Line 2: Determine whether to use the bias term.

Line 3-4: The bias term is initialized and combined with the explanatory variables of the "training data".

Line 5-6: The bias term is initialized and combined with the explanatory variables for the "evaluation data".

Line 7: theta is initialized to 1. the number of data in theta matches the number of data in the explanatory variable.

Line 8: Shape is reshaped so that matrix operations can be performed.  （X.shape[1],）→（X.shape[1],1）

Line 9: Loop for the number of studies

Line 10: The hypothetical function is executed and the predicted value of the "training data" is calculated.

Line 11: The hypothetical function is executed and the predicted value of the "evaluation data" is calculated.

Line 12: The function of the steepest descent method is executed and theta is updated.

Line 13: "Calculating" the loss of "training data".

Line 14: "Calculate" the loss of "valuation data".
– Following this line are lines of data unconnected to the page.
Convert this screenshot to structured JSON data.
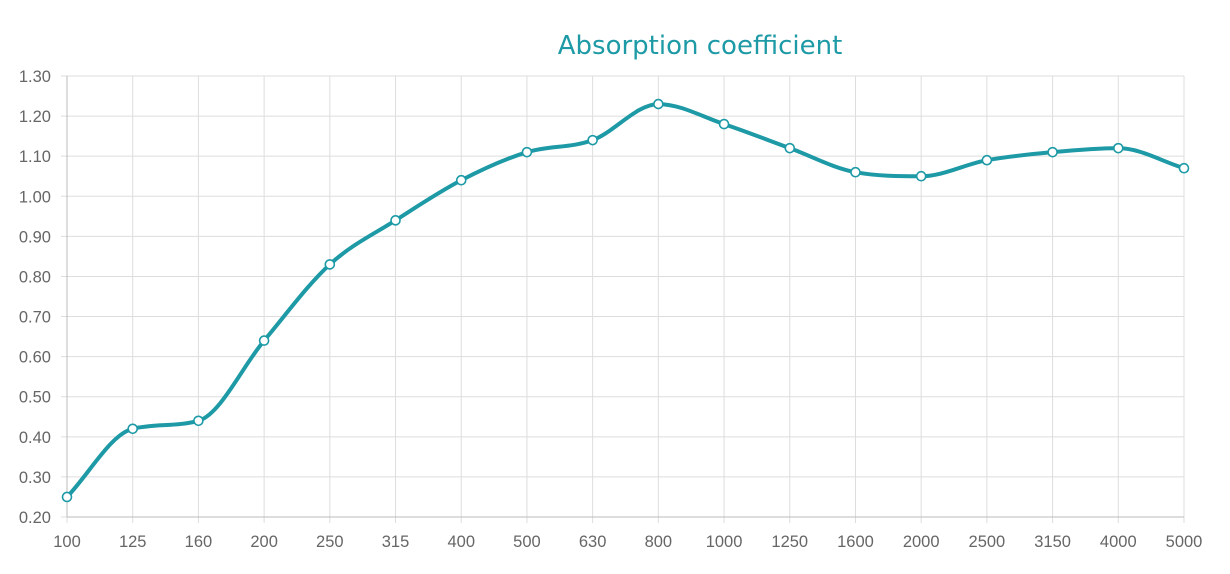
{
  "chart_data": {
    "type": "line",
    "title": "Absorption coefficient",
    "xlabel": "",
    "ylabel": "",
    "categories": [
      "100",
      "125",
      "160",
      "200",
      "250",
      "315",
      "400",
      "500",
      "630",
      "800",
      "1000",
      "1250",
      "1600",
      "2000",
      "2500",
      "3150",
      "4000",
      "5000"
    ],
    "series": [
      {
        "values": [
          0.25,
          0.42,
          0.44,
          0.64,
          0.83,
          0.94,
          1.04,
          1.11,
          1.14,
          1.23,
          1.18,
          1.12,
          1.06,
          1.05,
          1.09,
          1.11,
          1.12,
          1.07
        ]
      }
    ],
    "ylim": [
      0.2,
      1.3
    ],
    "yticks": [
      "0.20",
      "0.30",
      "0.40",
      "0.50",
      "0.60",
      "0.70",
      "0.80",
      "0.90",
      "1.00",
      "1.10",
      "1.20",
      "1.30"
    ],
    "grid": true,
    "legend": "none",
    "colors": {
      "series": "#1d9aa6",
      "title": "#1d9aa6",
      "grid": "#dddddd",
      "tick_text": "#666666"
    }
  }
}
Line 15: "Storing" the loss of "training data".

Line 16: "Stores" the loss of "valuation data".

Line 17: Determine whether to display the output of the learning process.

Line 18: Output the learning process

**Data preparation**

Next, let's define the data to be used for training

In [12]:
import numpy as np
import pandas as pd
from sklearn.model_selection import train_test_split
dataset = pd.read_csv("train.csv")
X = dataset.loc[:, ['GrLivArea', 'YearBuilt']]
y = dataset.loc[:, ['SalePrice']]
X = X.values
y = y.values
X_train, X_test, y_train, y_test = train_test_split(X, y, train_size=0.8)
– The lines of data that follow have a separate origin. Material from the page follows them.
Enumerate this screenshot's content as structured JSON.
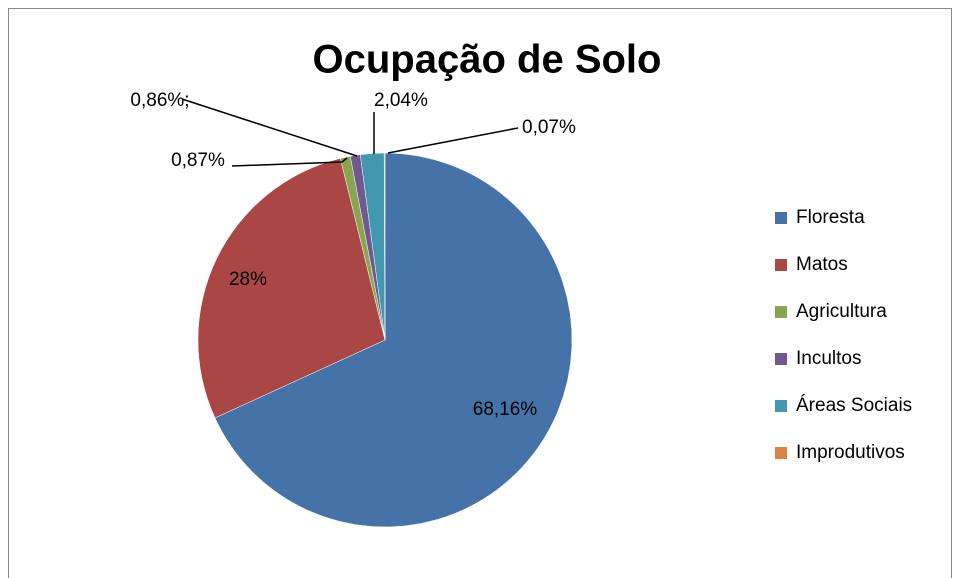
{
  "chart_data": {
    "type": "pie",
    "title": "Ocupação de Solo",
    "categories": [
      "Floresta",
      "Matos",
      "Agricultura",
      "Incultos",
      "Áreas Sociais",
      "Improdutivos"
    ],
    "values": [
      68.16,
      28,
      0.87,
      0.86,
      2.04,
      0.07
    ],
    "value_labels": [
      "68,16%",
      "28%",
      "0,87%",
      "0,86%;",
      "2,04%",
      "0,07%"
    ],
    "colors": [
      "#4572a7",
      "#aa4643",
      "#89a54e",
      "#71588f",
      "#4198af",
      "#db843d"
    ],
    "legend": "right"
  }
}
Lines 1-3: Importing the required libraries

Line 4: train.csv is read using pandas

Line 5: Only the variables you want to use as "explanatory variables" are retrieved.
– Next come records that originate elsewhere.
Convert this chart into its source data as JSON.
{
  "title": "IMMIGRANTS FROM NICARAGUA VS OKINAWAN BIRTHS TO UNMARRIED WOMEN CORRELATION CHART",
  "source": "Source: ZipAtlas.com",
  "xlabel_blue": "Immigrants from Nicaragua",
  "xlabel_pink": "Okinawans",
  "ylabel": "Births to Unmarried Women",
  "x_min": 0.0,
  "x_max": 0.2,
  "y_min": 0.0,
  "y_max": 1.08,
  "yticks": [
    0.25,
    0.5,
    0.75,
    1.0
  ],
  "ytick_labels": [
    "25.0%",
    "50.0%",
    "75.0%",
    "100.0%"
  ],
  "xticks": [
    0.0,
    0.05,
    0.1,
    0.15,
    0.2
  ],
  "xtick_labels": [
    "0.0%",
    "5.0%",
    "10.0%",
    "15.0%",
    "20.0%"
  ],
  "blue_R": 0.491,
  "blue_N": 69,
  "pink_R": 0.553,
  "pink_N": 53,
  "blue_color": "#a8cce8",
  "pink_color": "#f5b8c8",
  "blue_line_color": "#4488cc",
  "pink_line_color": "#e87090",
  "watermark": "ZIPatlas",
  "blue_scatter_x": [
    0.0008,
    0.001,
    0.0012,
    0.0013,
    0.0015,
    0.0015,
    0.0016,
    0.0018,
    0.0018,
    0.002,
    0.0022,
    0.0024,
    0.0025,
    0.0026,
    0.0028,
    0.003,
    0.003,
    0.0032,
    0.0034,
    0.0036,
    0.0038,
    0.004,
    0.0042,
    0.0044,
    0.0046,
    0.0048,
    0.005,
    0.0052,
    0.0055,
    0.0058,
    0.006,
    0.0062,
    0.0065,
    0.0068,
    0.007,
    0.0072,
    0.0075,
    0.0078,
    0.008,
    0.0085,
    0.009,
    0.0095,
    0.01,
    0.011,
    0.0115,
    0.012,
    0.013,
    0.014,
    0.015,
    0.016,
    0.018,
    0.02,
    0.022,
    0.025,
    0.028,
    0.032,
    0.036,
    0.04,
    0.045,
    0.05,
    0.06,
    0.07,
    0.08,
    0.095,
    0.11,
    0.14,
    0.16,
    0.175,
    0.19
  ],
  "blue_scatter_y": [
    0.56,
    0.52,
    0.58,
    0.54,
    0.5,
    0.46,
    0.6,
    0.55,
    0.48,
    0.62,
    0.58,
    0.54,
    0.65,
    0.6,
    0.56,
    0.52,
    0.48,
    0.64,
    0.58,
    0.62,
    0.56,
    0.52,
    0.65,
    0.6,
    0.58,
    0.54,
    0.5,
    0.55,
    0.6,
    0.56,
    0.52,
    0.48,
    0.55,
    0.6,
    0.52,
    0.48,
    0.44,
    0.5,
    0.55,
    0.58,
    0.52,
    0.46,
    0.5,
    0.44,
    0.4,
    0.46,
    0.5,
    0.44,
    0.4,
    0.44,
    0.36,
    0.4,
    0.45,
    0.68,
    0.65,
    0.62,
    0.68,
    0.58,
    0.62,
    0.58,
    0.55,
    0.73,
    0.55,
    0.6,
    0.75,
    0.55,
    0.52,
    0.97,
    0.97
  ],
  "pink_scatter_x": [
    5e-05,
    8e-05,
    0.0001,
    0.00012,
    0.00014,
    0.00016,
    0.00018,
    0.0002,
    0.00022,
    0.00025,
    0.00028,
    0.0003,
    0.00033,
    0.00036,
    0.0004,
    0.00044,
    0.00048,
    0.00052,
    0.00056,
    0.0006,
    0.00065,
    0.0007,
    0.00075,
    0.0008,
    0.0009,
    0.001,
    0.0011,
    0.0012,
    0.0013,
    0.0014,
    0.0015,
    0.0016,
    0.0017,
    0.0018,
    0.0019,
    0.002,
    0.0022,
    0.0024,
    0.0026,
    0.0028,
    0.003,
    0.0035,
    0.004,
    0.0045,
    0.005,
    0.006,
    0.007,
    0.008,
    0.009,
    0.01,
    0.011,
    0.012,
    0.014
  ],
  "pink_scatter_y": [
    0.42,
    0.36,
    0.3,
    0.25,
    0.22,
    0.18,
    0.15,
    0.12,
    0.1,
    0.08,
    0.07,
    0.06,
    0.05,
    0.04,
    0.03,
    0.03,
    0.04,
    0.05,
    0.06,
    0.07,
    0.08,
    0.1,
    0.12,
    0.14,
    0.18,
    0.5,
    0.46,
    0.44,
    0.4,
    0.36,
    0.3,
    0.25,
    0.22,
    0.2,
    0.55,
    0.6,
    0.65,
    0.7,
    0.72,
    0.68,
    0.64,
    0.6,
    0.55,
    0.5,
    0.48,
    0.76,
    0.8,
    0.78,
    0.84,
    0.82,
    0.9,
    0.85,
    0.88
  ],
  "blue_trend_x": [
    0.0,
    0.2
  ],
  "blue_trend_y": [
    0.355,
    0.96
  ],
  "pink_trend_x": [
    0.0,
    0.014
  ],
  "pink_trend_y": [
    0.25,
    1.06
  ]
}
Line 6: Only the variable you want to use as the "objective variable" is retrieved.

Lines 7-8: The pandas data type cannot be calculated, so it is converted to a numpy array.

Line 9: Split training data and test data at a ratio of 8:2

**Run**

Next, let's move the model and check if it is implemented.

Here, num_iter (number of iterations) is set to 10,lr(learning rate) to 0.01,no_bias (bias) is present, and verbose (learning process) is output.

In [13]:
slr = ScratchLinearRegression(num_iter=10, lr=0.01, no_bias=True, verbose=True)
slr.fit(X_train, y_train, X_test, y_test)

NameError: name 'bias' is not defined

Line 1: Instantiation by putting arguments into the created class
Line 2: Learning execution

**predict**

Next, let's make a prediction with the trained model.

In [None]:
slr.predict(X_test)

Line 1: Prediction using test data

**Plotting the "Problem 7" learning curve**

learning curve
In machine learning, we determine if the learning is going well or not, and make corrections and parameter adjustments.

One way to check the progress of learning is to visualize the value of the loss function (objective function).

A plot of the transition of loss values output by the loss function is called a learning curve.

In solving the problem so far, the loss is stored in self.loss of the scratch class created. This is used to verify that the loss value is decreasing.

Since the training and test data losses are stored inlossandval_loss, they are referenced and drawn respectively via instances

In [14]:
import matplotlib.pyplot as plt
%matplotlib inline
plt.plot(reg.loss)
plt.plot(reg.val_loss)

NameError: name 'reg' is not defined

Line 1: Import required libraries
Line 2: Setup to be able to draw on jupyter if using jupyter notebook
Line 3: Draw training data loss
Line 4: Draw test data loss

Draw a learning curve with losses to see how learning is progressing
Visualization of losses (plotting the learning curve) is also important to verify that the learning and implementation is working!